Read Creating Logux Proxy guide.

Installation

Add this line to your application's Gemfile:

gem 'logux_rails'

And then execute:

bundle

Usage

First of all, you have to configure Logux, by defining server address in, for example, config/initializers/logux.rb:

Logux.configuration do |config|
  config.logux_host = 'http://localhost:31338'
end

Mount Logux::Rack in your application routing configuration:

# config/routes.rb
Rails.application.routes.draw do
  mount Logux::Engine => '/'
end

After this, POST requests to /logux will be processed by LoguxController. You can redefine it or inherit from, if it necessary, for example, for implementing custom authorization flow.

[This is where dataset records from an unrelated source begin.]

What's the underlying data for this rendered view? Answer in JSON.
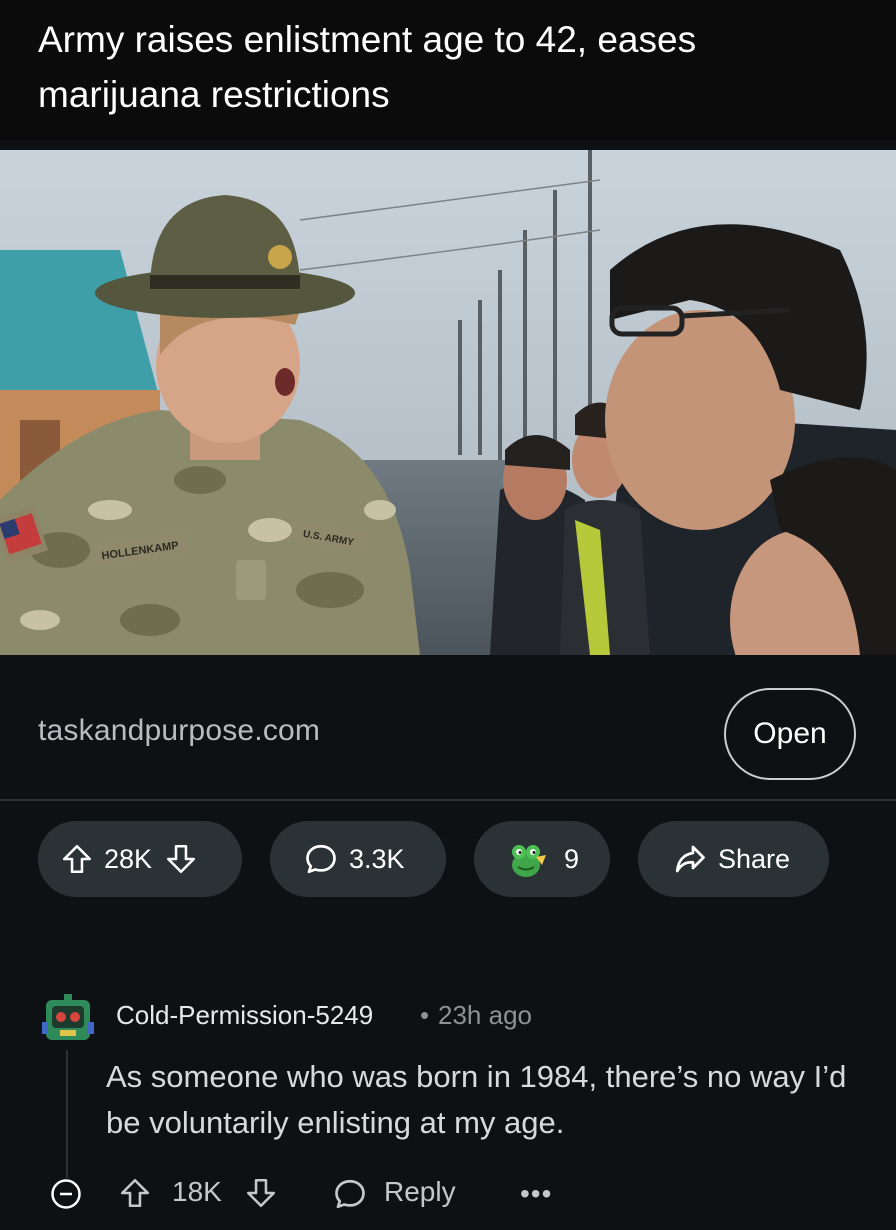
{
  "post": {
    "title": "Army raises enlistment age to 42, eases marijuana restrictions",
    "domain": "taskandpurpose.com",
    "open_label": "Open",
    "upvotes": "28K",
    "comments": "3.3K",
    "awards": "9",
    "share_label": "Share",
    "image_text": {
      "name_tape": "HOLLENKAMP",
      "branch_tape": "U.S. ARMY"
    }
  },
  "comment": {
    "author": "Cold-Permission-5249",
    "separator": "•",
    "time": "23h ago",
    "body": "As someone who was born in 1984, there’s no way I’d be voluntarily enlisting at my age.",
    "votes": "18K",
    "reply_label": "Reply",
    "more_label": "•••"
  },
  "colors": {
    "background": "#0e1113",
    "pill": "#2a3236",
    "text": "#f2f4f5",
    "muted": "#8b9296"
  },
  "icons": [
    "upvote-icon",
    "downvote-icon",
    "comment-icon",
    "award-icon",
    "share-icon",
    "collapse-icon",
    "reply-icon",
    "avatar-icon"
  ]
}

Logux Rails will try to find Action for the specific message from Logux Server. For example, for project/rename action, you should define Action::Project class, inherited from Logux::Action base class, and implement rename method.

Rake commands

Use rails logux:actions command to get the list of available action types, or rails logux:channels for channels. The default search path is set to app/logux/actions and app/logux/channels for actions and channels correspondingly, assuming app directory is the root of your Rails application. Both command support custom search paths: rails logux:actions[lib/logux/actions].

Development with Docker

After checking out the repo, run:

docker-compose run app bundle install
docker-compose run app bundle exec appraisal install

Run tests with:

docker-compose run app bundle exec appraisal rspec

Run RuboCop with:

docker-compose run app bundle exec rubocop

License

The gem is available as open source under the terms of the MIT License.